Ok, my problem is basically I get an error as such when building:

error; 'rand' was not declared in this scope

Here's my sourcode (slightly modified from the books version. Just added a prototype for the function).
rand() is located in the GetSecretCode() function :)

#include <iostream>
#include <sstream>

using namespace std;

string *GetSecretCode();

int main()
{
string *newcode;
int index;

for ( index = 0; index < 10; index++ )
{
newcode = GetSecretCode();
cout << newcode << endl;
}

cout << "All done here" << endl;

return 0;
}

string *GetSecretCode()
{
string *code = new string;
code->append("CR");

int randomnumber = rand();
ostringstream converter;
converter << randomnumber;

code->append(converter.str());
code->append("NQ");

return code;
}


What am I missing code wise?
something I didn't "#include" ?

MadCow108
October 6th, 2009, 03:26 PM
rand is defined in cstdlib (there is no standard c++ random function yet). so include:
#include <cstdlib>

also you have memory leaks in your code as you don't delete the created string
generally you should avoid dynamically allocating stuff where it is not needed.
you can rewrite it to something like this:


// very long string which might be expensive to copy, so use a reference
void createCopyExpensiveString(string & str) {
// dostuff
}

// short string, cheap to copy
string createShortString()
{
return "shortstring";
}

void main()
{
string str;
createCopyExpensiveString(str);
cout << str << endl;
string str2 = createShortString();
cout << str2 << endl;
} // str and str2 go out of scope here and get deleted automatically

myromance123
October 6th, 2009, 03:40 PM
Hey thanks, it worked off the bat.

Just out of curiosity I tried it on Vista as well but without cstdlib
and it works.....whats with that?

It's obvious now that although they promote crossplatform code in this For Dummies book, they only tested the code on Winduhs...

For shame..
Any idea why it works differently?

peetbull
October 6th, 2009, 03:44 PM
It is a usual phenomenon...

Many compilers include some "hidden" libraries that support the underlying operating system. For example, in Vista, your compiler may add <cstdlib> subtlely.

Another example is GCC's linker in Linux that automatically adds "stdlib.h" by default, without prior declaration by the programmer.

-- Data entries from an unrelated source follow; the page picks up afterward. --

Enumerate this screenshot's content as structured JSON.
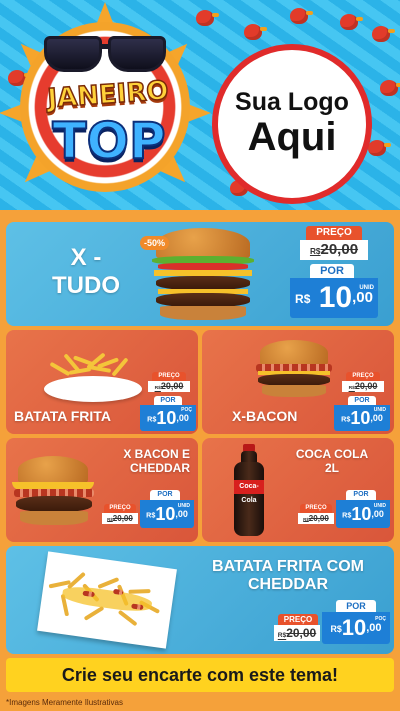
{
  "header": {
    "badge_line1": "JANEIRO",
    "badge_line2": "TOP",
    "logo_line1": "Sua Logo",
    "logo_line2": "Aqui"
  },
  "colors": {
    "pool": "#2aa9e0",
    "background": "#f5a13a",
    "card_blue": "#4fb3e0",
    "card_orange": "#e0633f",
    "price_old_label": "#e8522c",
    "price_new_value": "#1e7fd6",
    "banner": "#ffd21f",
    "logo_ring": "#e02b2b"
  },
  "products": {
    "xtudo": {
      "name_line1": "X -",
      "name_line2": "TUDO",
      "discount": "-50%",
      "preco_label": "PREÇO",
      "preco_currency": "R$",
      "preco_value": "20,00",
      "por_label": "POR",
      "por_currency": "R$",
      "por_int": "10",
      "por_cents": ",00",
      "unit": "UNID"
    },
    "batata": {
      "name": "BATATA FRITA",
      "preco_label": "PREÇO",
      "preco_currency": "R$",
      "preco_value": "20,00",
      "por_label": "POR",
      "por_currency": "R$",
      "por_int": "10",
      "por_cents": ",00",
      "unit": "POÇ"
    },
    "xbacon": {
      "name": "X-BACON",
      "preco_label": "PREÇO",
      "preco_currency": "R$",
      "preco_value": "20,00",
      "por_label": "POR",
      "por_currency": "R$",
      "por_int": "10",
      "por_cents": ",00",
      "unit": "UNID"
    },
    "xbaconcheddar": {
      "name_line1": "X BACON E",
      "name_line2": "CHEDDAR",
      "preco_label": "PREÇO",
      "preco_currency": "R$",
      "preco_value": "20,00",
      "por_label": "POR",
      "por_currency": "R$",
      "por_int": "10",
      "por_cents": ",00",
      "unit": "UNID"
    },
    "coca": {
      "name_line1": "COCA COLA",
      "name_line2": "2L",
      "label_text": "Coca-Cola",
      "preco_label": "PREÇO",
      "preco_currency": "R$",
      "preco_value": "20,00",
      "por_label": "POR",
      "por_currency": "R$",
      "por_int": "10",
      "por_cents": ",00",
      "unit": "UNID"
    },
    "batatacheddar": {
      "name_line1": "BATATA FRITA COM",
      "name_line2": "CHEDDAR",
      "preco_label": "PREÇO",
      "preco_currency": "R$",
      "preco_value": "20,00",
      "por_label": "POR",
      "por_currency": "R$",
      "por_int": "10",
      "por_cents": ",00",
      "unit": "POÇ"
    }
  },
  "footer": {
    "banner_text": "Crie seu encarte com este tema!",
    "note": "*Imagens Meramente Ilustrativas"
  }
}
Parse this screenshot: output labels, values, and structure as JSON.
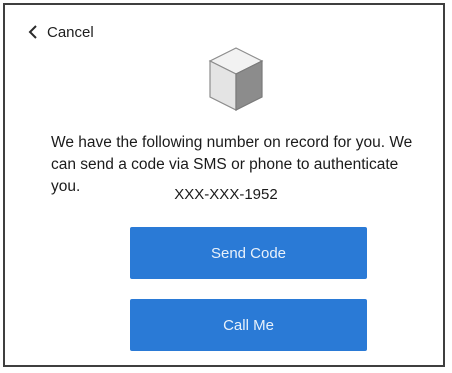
{
  "header": {
    "back_icon": "chevron-left-icon",
    "cancel_label": "Cancel"
  },
  "illustration": {
    "icon": "cube-icon"
  },
  "main": {
    "message": "We have the following number on record for you. We can send a code via SMS or phone to authenticate you.",
    "phone_number": "XXX-XXX-1952"
  },
  "actions": {
    "send_code_label": "Send Code",
    "call_me_label": "Call Me"
  },
  "colors": {
    "button_background": "#2a7ad6",
    "button_text": "#e8f1fb",
    "frame_border": "#3f3f3f"
  }
}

I hope I made it clear for you.

Happy coding!

myromance123
October 6th, 2009, 03:49 PM
Thanks guys.
that was the case with C when I learned it earlier this year..
MadCow, I shall ponder upon your unique(odd?) code and when I have better grasped C++ then maybe I shall better understand it.
Toodles~


:guitar:

forrestcupp
October 6th, 2009, 07:27 PM
Thanks guys.
that was the case with C when I learned it earlier this year..
MadCow, I shall ponder upon your unique(odd?) code and when I have better grasped C++ then maybe I shall better understand it.
Toodles~


:guitar:

MadCow's code isn't really odd. He makes a great point. A lot of people use a lot of pointers when they're not really needed. It is important to really understand what pointers are for, and only use them when necessary because pointers can be the main source for memory leaks. If you don't really need them, don't use them.

foxgoooo
April 18th, 2011, 05:43 PM
ok i new to programming and went i try to use the ‘rand’ i get this was not declared in this scope|


#include <iostream>
#include <cmath>

int main()
{
using namespace std;

double num1;
num1 = rand ();
cout << num1 <<endl;



return 0;
}

Linteg
April 18th, 2011, 09:07 PM
ok i new to programming and went i try to use the ‘rand’ i get this was not declared in this scope
...
Probably because rand belongs to cstdlib, not cmath. Also, avoid resurrecting long forgotten threads.